Milena, designer del metallo in Basilicata (ph: Eleonora Odorizzi)
Proprio la Toscana, insieme al Veneto, l’Umbria, le Marche, il Lazio e la Puglia sono le regioni che più stanno puntando su questo tipo di offerta. Ma si stanno avviando progetti anche in Trentino Alto Adige e in Emilia-Romagna, legati in questo caso al mosaico, una delle arti che desta più interesse insieme a gioielleria e ceramica: «Selezioniamo i luoghi significativi per il passato e il presente della tecnica e della sua storia, trovando il giusto equilibrio tra le visite classiche e imperdibili e quelle più specifiche relative al mosaico: ad esempio a Milano il Camparino o la visita a Fantini Mosaici – dice Elena Sisti –. Proponiamo inoltre viaggi in Toscana legati al tema del marmo, con approfondimenti e corsi di scultura negli studi di artisti e scultori a Carrara. Poi ci sono le esperienze legate al tessile, come quelle in Sardegna, e la parte sui mestieri della moda, un tema apprezzatissimo dagli stranieri, che stavamo sviluppando prima della pandemia e che stiamo riprendendo. E abbiamo un viaggio intero dedicato al pizzo, nato in occasione della Biennale dei Pizzi e dei merletti di Como».

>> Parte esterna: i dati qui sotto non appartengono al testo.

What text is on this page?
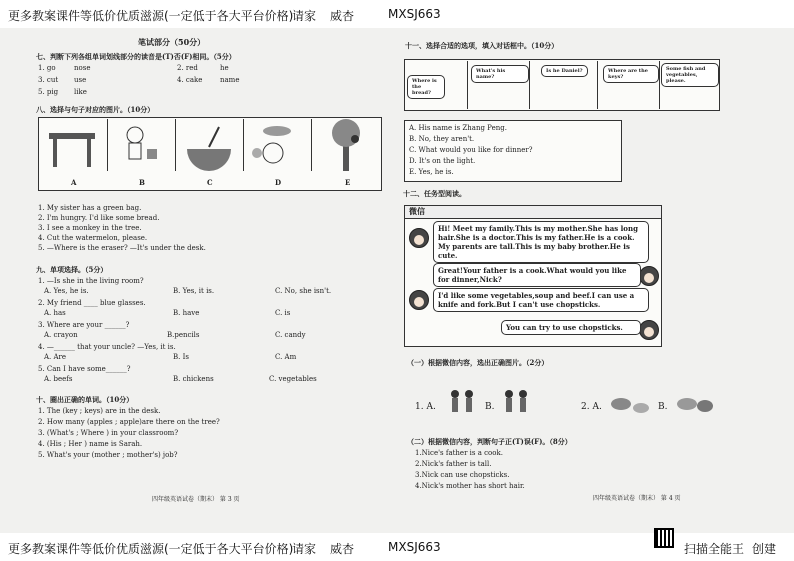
更多教案课件等低价优质滋源(一定低于各大平台价格)
请家 威杏	MXSJ663
笔试部分（50分）
七、判断下列各组单词划线部分的读音是(T)否(F)相同。（5分）
1. go	nose	2. red	he
3. cut use	4. cake	name
5. pig like
八、选择与句子对应的图片。（10分）
A	B	C	D	E
1. My sister has a green bag.
2. I'm hungry. I'd like some bread.
3. I see a monkey in the tree.
4. Cut the watermelon, please.
5. —Where is the eraser? —It's under the desk.
九、单项选择。（5分）
1. —Is she in the living room?
A. Yes, he is.	B. Yes, it is.	C. No, she isn't.
2. My friend ____ blue glasses.
A. has	B. have	C. is
3. Where are your ______?
A. crayon	B.pencils	C. candy
4. —______ that your uncle? —Yes, it is.
A. Are	B. Is	C. Am
5. Can I have some______?
A. beefs	B. chickens	C. vegetables
十、圈出正确的单词。（10分）
1. The (key ; keys) are in the desk.
2. How many (apples ; apple)are there on the tree?
3. (What's ; Where ) in your classroom?
4. (His ; Her ) name is Sarah.
5. What's your (mother ; mother's) job?
四年级英语试卷（期末） 第 3 页
十一、选择合适的选项，填入对话框中。（10分）
Where is the bread?
What's his name?
Is he Daniel?	Where are the keys?
Some fish and vegetables, please.
A. His name is Zhang Peng.
B. No, they aren't.
C. What would you like for dinner?
D. It's on the light.
E. Yes, he is.
十二、任务型阅读。
微信
Hi! Meet my family.This is my mother.She has long hair.She is a doctor.This is my father.He is a cook. My parents are tall.This is my baby brother.He is cute.
Great!Your father is a cook.What would you like for dinner,Nick?
I'd like some vegetables,soup and beef.I can use a knife and fork.But I can't use chopsticks.
You can try to use chopsticks.
（一）根据微信内容，选出正确图片。（2分）
1. A.	B.	2. A.	B.
（二）根据微信内容，判断句子正(T)误(F)。（8分）
1.Nice's father is a cook.
2.Nick's father is tall.
3.Nick can use chopsticks.
4.Nick's mother has short hair.
四年级英语试卷（期末） 第 4 页
更多教案课件等低价优质滋源(一定低于各大平台价格)
请家 威杏	MXSJ663	扫描全能王 创建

Gli italiani amano questo tipo di esperienze, ma è all’estero che sta crescendo più velocemente la passione per il made in Italy più autentico, soprattutto negli Stati Uniti e in Gran Bretagna: «Sono spesso viaggiatori che già conoscono l’Italia e ne vogliono scoprire nuovi aspetti – sottolinea Eleonora Odorizzi –. A Venezia, per esempio, offriamo la possibilità di visitare l’atelier dell’ultimo battiloro italiano, che produce foglie d’oro da impiegare nel mondo food, beauty o nel decoro. Un atelier che si trova in quella che fu la casa di Tiziano Vecellio».

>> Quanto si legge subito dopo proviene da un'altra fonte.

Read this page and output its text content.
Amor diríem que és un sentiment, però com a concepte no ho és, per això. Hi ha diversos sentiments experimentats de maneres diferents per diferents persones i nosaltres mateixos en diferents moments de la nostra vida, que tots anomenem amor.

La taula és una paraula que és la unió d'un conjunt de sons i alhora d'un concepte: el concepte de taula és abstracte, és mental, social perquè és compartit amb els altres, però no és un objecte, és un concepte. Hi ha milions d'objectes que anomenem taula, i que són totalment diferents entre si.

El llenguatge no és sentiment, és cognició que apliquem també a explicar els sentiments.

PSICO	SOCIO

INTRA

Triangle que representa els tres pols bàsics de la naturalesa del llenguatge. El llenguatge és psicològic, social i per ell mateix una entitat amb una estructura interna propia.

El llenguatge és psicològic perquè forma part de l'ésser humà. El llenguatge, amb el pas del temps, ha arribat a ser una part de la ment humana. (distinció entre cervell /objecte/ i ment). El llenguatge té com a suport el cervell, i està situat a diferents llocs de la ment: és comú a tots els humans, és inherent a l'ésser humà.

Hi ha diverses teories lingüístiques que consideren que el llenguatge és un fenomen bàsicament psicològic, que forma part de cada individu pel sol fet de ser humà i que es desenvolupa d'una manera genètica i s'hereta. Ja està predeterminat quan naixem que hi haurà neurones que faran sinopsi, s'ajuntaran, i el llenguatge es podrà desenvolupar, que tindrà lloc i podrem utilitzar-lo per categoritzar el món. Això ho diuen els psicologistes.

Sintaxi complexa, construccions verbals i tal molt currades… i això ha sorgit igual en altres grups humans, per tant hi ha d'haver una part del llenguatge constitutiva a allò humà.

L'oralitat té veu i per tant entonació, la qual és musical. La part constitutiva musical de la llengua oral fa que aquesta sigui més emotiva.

Agata, ceramista in Sicilia (foto Anna Romano)
Il fatto che si tratti di mestieri antichissimi non deve far pensare che questo sia un mondo agée: sono spesso gli artigiani più giovani a voler aprire le loro botteghe ai visitatori, per mostrare anche come stanno portando nel futuro questi saperi, come le ragazze di unPizzo, che a Cantù utilizzano le tecniche del tombolo per creare mobili e decorazioni. Il futuro che si affaccia sul passato: «Il turismo culturale legato all’artigianato potrebbe essere determinante nella valorizzazione dei territori e dell’immenso patrimonio immateriale del nostro Paese – conclude Elena Sisti –. La domanda è esigente e cresce e le persone sono disposte a pagare cifre interessanti per imparare, per veder fare o per acquistare poi il prodotto finito. «La mano è la finestra della mente», notava Kant. Oggi anche dell’economia del turismo.